Nie wiem, czy jest sens otaczać się mnóstwem podręczników do rysowania, przynajmniej na początku, gdy najbardziej potrzebujemy zachęty i wytrwania przy tych pierwszych próbach. Jedyne czego potrzebujemy to szkicownik, kilka ołówków (na początek nawet jeden) i gumkę do mazania. Reszta to wykonywanie lekcji i wyciskanie z nich ile tylko można. Po czasie pewnie każdy znajdzie to, co chciałby rysować. To co mu znacznie lepiej wychodzi i sprawia przyjemność.
Trening czyni mistrza, nawet jeśli te efekty nie będą powalające, i osiągniemy jakiś pułap możliwości, których nie przeskoczymy (nigdy, albo długo), to będziemy rysować zdecydowanie lepiej. Przede wszystkim trzeba uwierzyć w siebie, nie bać się efektu, czerpać radość z rysowania, chcieć przenosić na papier pomysły, które mamy w głowie.

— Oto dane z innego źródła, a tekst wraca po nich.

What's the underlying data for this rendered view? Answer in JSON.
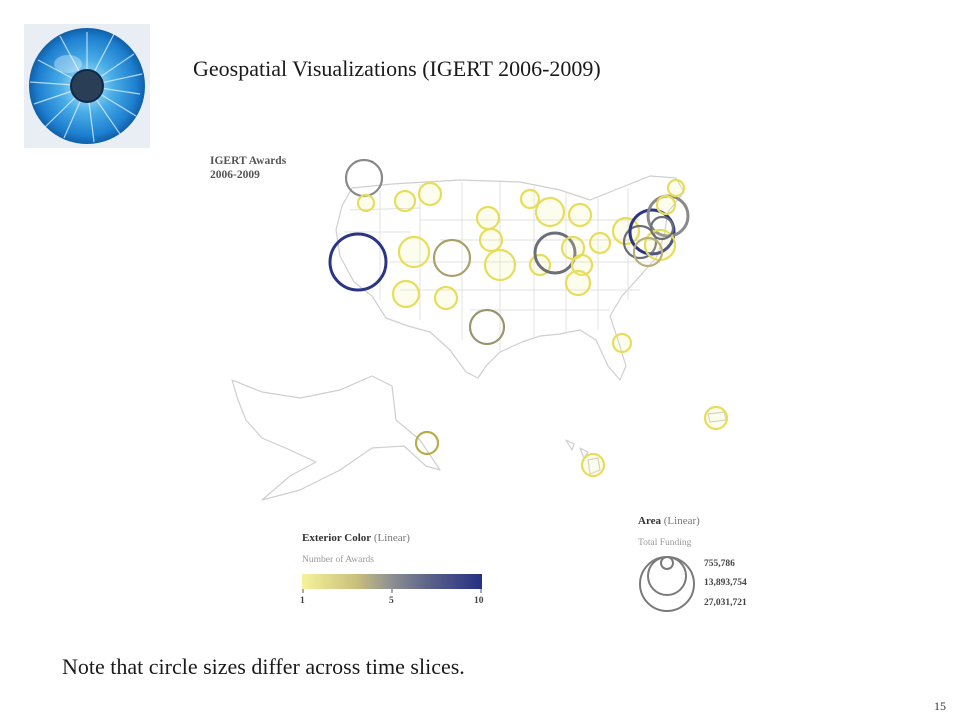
{
  "slide": {
    "title": "Geospatial Visualizations (IGERT 2006-2009)",
    "footnote": "Note that circle sizes differ across time slices.",
    "page_number": "15"
  },
  "map": {
    "title_line1": "IGERT Awards",
    "title_line2": "2006-2009"
  },
  "legend_color": {
    "heading": "Exterior Color",
    "heading_paren": "(Linear)",
    "subtitle": "Number of Awards",
    "ticks": [
      "1",
      "5",
      "10"
    ],
    "colors": {
      "low": "#f6f39b",
      "mid": "#8e8f92",
      "high": "#253185"
    }
  },
  "legend_area": {
    "heading": "Area",
    "heading_paren": "(Linear)",
    "subtitle": "Total Funding",
    "values": [
      "755,786",
      "13,893,754",
      "27,031,721"
    ]
  }
}
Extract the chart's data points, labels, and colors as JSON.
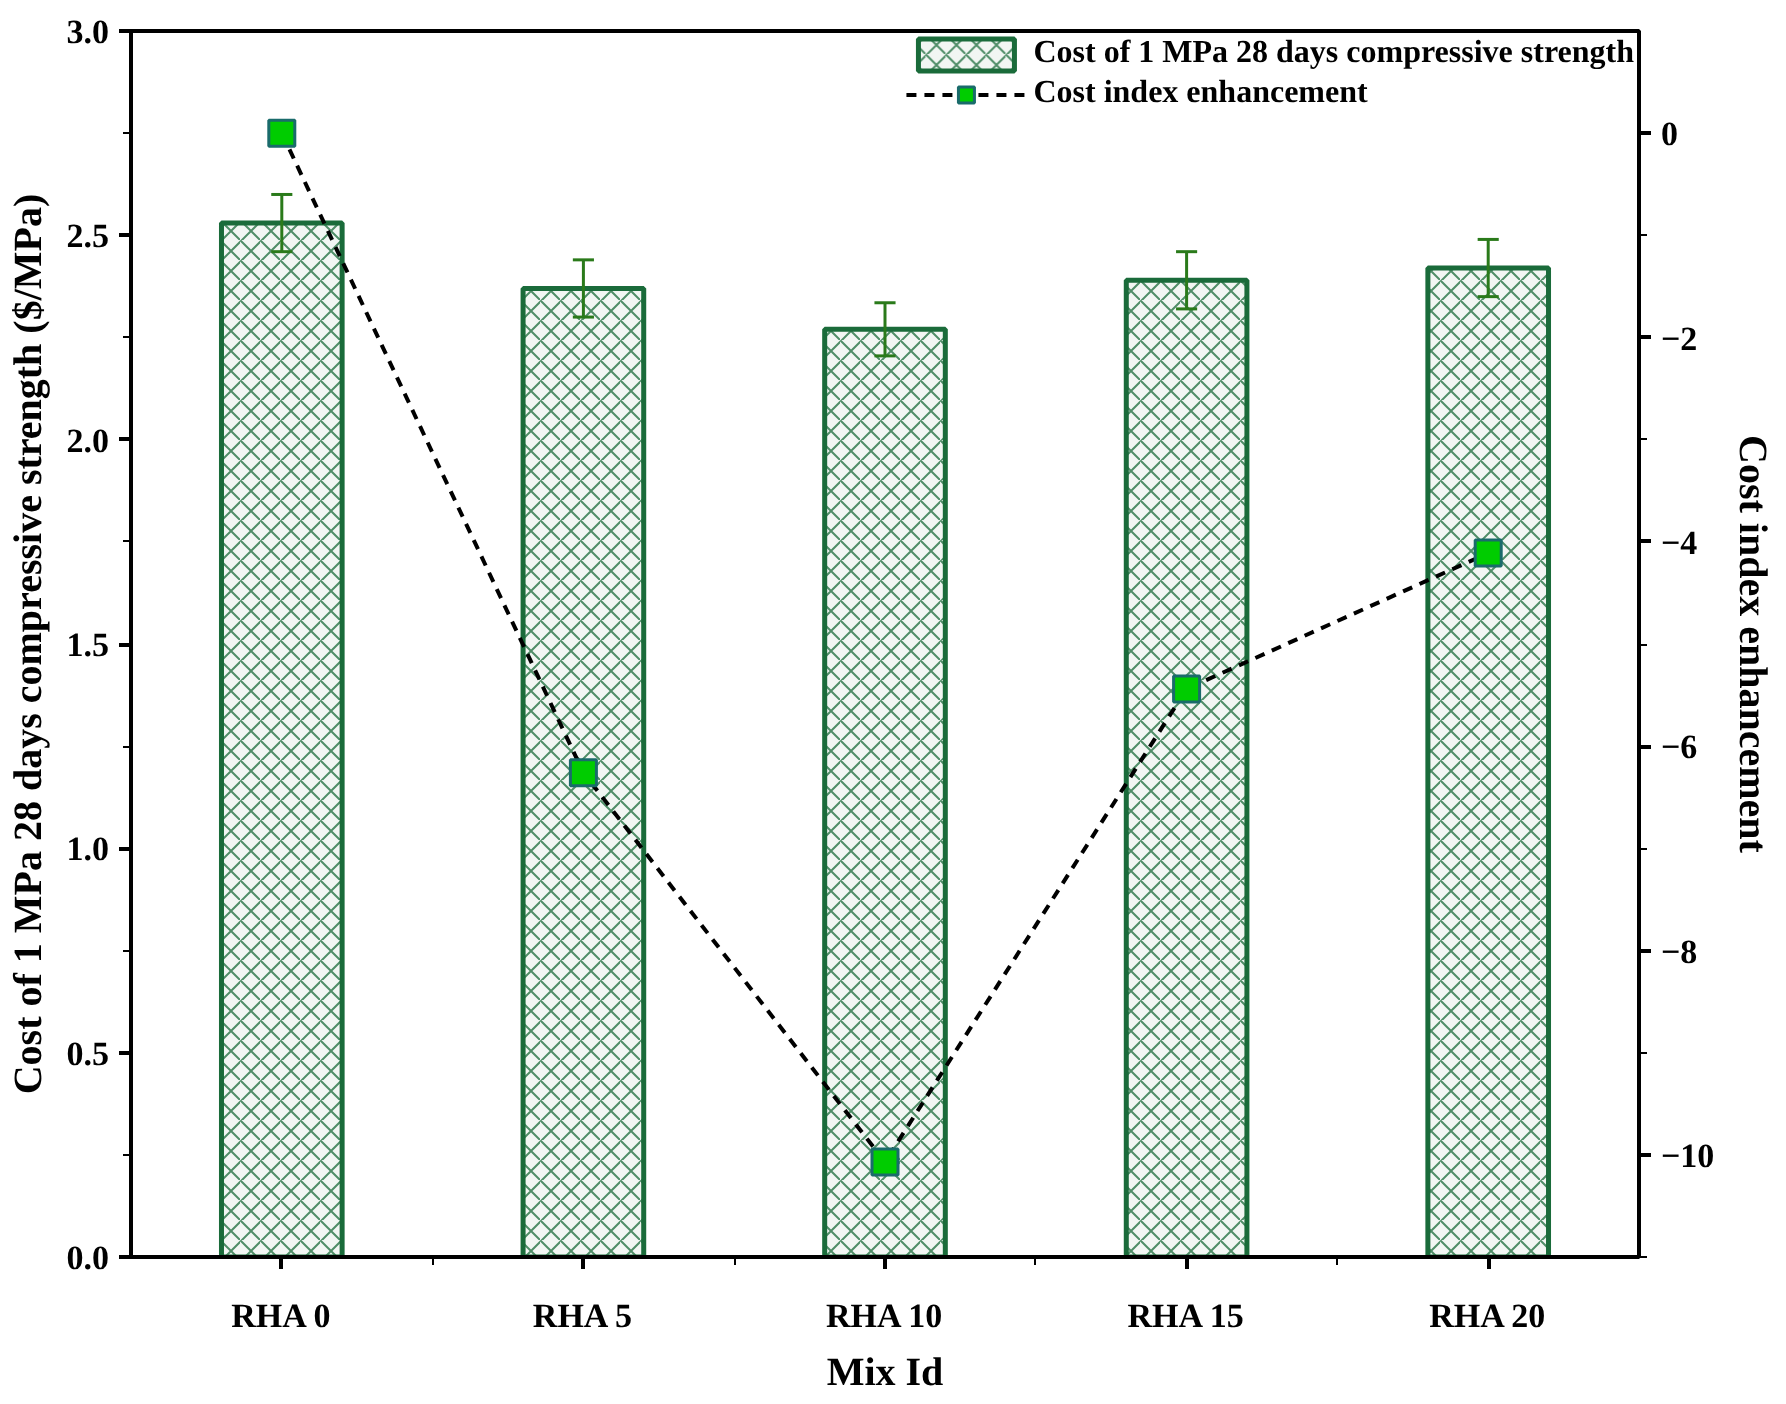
{
  "chart_data": {
    "type": "bar",
    "xlabel": "Mix Id",
    "ylabel": "Cost of 1 MPa 28 days compressive strength ($/MPa)",
    "y2label": "Cost index enhancement",
    "categories": [
      "RHA 0",
      "RHA 5",
      "RHA 10",
      "RHA 15",
      "RHA 20"
    ],
    "series": [
      {
        "name": "Cost of 1 MPa 28 days compressive strength",
        "color": "#1a6b3a",
        "values": [
          2.53,
          2.37,
          2.27,
          2.39,
          2.42
        ],
        "errors": [
          0.07,
          0.07,
          0.065,
          0.07,
          0.07
        ]
      },
      {
        "name": "Cost index enhancement",
        "type": "line",
        "axis": "y2",
        "color": "#000000",
        "marker": "square",
        "line_style": "dashed",
        "values": [
          0,
          -6.26,
          -10.07,
          -5.44,
          -4.11
        ]
      }
    ],
    "ylim": [
      0,
      3.0
    ],
    "yticks": [
      {
        "value": 0,
        "label": "0.0"
      },
      0.5,
      {
        "value": 1,
        "label": "1.0"
      },
      1.5,
      {
        "value": 2,
        "label": "2.0"
      },
      2.5,
      {
        "value": 3,
        "label": "3.0"
      }
    ],
    "y2lim": [
      -11,
      1
    ],
    "y2ticks": [
      -10,
      -8,
      -6,
      -4,
      -2,
      0
    ],
    "grid": false,
    "legend": "top right"
  }
}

Tak, rysowania można się nauczyć w każdym wieku. Udowadniają to chociażby prace uczniów Marka Kistlera. Warto mieć podręcznik dla siebie, by móc stale po niego sięgać, mieć go ciągle na widoku i codziennie rysować. Cieszcie się rysowaniem, nie oczekujcie od razu spektakularnych efektów, dajcie sobie czas, a efekty się pojawią. I sami będziecie zaskoczeni. Polecam.